There had to be some kind of female, and thinking about that, I decided to make the wildcat female, then I thought about the contrast between the anarchists that I knew. Some of them were, like Colin Ward, very anxious for anarchism to become intellectually respectable. Some were just the opposite and wanted to go around throwing things. I thought the cat could be the wild anarchist, and the free-range egghead could be the intellectual. So that's how it started.
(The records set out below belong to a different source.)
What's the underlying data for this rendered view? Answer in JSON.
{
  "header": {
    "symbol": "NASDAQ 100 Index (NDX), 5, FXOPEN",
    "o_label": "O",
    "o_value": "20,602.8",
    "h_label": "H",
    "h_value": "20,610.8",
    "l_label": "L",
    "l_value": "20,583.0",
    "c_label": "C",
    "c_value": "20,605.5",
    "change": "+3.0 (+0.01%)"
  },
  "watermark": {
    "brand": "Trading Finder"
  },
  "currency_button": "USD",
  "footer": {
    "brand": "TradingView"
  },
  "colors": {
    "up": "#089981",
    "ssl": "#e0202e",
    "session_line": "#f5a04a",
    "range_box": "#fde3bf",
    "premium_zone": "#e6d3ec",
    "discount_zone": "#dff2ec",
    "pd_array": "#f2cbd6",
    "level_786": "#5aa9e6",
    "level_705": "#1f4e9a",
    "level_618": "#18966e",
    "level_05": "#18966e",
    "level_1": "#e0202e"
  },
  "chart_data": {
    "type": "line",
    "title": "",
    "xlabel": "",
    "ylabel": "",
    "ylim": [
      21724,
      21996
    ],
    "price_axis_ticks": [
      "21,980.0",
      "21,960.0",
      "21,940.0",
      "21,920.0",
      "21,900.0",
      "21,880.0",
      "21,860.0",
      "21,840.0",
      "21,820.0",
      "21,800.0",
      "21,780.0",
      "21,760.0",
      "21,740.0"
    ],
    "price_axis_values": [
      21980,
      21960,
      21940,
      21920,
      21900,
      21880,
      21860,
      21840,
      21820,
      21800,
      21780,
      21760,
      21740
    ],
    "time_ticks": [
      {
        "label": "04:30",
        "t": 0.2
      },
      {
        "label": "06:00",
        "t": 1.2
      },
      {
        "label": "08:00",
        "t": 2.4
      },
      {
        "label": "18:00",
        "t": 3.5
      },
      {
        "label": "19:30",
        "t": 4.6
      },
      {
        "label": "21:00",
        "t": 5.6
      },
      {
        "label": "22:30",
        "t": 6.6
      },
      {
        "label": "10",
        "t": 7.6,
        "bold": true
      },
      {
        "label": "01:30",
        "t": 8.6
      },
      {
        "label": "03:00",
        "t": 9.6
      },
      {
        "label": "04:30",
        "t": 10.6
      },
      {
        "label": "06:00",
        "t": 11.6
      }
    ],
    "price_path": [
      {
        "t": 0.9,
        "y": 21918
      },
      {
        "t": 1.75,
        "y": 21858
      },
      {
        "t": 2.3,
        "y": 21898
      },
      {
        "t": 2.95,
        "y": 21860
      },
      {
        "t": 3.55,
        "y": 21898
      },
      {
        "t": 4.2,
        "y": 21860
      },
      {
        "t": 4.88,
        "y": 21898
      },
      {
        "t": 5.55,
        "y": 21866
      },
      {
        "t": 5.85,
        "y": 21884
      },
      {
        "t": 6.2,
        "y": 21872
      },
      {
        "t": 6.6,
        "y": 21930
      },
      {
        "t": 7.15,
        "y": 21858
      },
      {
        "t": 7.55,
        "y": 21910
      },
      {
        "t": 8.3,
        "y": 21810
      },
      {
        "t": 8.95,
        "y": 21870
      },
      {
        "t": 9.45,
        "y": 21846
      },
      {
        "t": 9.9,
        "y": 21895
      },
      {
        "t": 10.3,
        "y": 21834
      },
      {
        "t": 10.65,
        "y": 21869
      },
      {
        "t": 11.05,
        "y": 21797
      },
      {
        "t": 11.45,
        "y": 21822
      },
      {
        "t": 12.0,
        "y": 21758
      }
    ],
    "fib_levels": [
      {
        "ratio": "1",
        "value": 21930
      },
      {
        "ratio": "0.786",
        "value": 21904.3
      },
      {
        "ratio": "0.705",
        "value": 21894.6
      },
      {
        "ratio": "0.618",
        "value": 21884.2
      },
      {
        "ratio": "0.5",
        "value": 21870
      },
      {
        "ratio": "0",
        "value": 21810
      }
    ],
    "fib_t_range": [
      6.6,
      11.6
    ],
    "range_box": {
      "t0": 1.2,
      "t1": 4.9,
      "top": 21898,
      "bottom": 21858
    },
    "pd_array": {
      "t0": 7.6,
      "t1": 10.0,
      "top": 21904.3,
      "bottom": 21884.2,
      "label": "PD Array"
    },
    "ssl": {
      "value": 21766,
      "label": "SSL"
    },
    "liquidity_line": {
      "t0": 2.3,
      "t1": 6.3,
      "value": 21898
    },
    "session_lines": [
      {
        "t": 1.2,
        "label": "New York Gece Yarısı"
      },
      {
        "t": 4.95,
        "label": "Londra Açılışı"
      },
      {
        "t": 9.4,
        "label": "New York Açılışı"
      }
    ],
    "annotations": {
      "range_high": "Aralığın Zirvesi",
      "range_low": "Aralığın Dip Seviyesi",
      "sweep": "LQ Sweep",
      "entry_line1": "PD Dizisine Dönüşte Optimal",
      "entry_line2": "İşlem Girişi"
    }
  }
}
After Wildcats closure, Sansom persuaded Rooum to revive the Wildcat comic strip in the anarchist newspaper Freedom where it featured until the publication ceased printing in 2014.

== Police raids ==
On 10 September 1974, the Wildcat offices at 5 Caledonian Road were raided by police officers with warrants under the Incitement to Disaffection Act. Officers confiscated one copy of Wildcat and four copies of the 'Give this to a soldier' supplement. The second edition of Wildcat reported that one officer indicated to a member of their group and said, "He's a bit of a rascal, isn't he?" An employee of Housmans responded, "There's two sides to that: he might think you were a bit of a rascal breaking into his office." The raids targeted individuals and groups connected to the British Withdrawal from Northern Ireland Campaign (BWNIC) and their 'Information for Discontented Soldiers' leafletting initiative. The BWNIC's campaign was based at 5 Caledonian Road and the arrest of Pat Arrowsmith had taken place at the address two days prior to the raids.

== Contributors ==
- Judy Greenway (author)
- Wynford Hicks (journalist)
- Donald Rooum (anarchist cartoonist and writer)
- Philip Sansom (anarchist and conscientious objector)
- Nicolas Walter (anarchist)
- Colin Ward (anarchist writer)

== Archives ==
Online anarchist archive Libcom.org published two editions of Wildcat and its army supplement. Further material has been published online by The Anarchist Library. An article titled 'Questioning our Desires' originally ran in the sixth edition of Wildcat and was published online by its author Judy Greenway.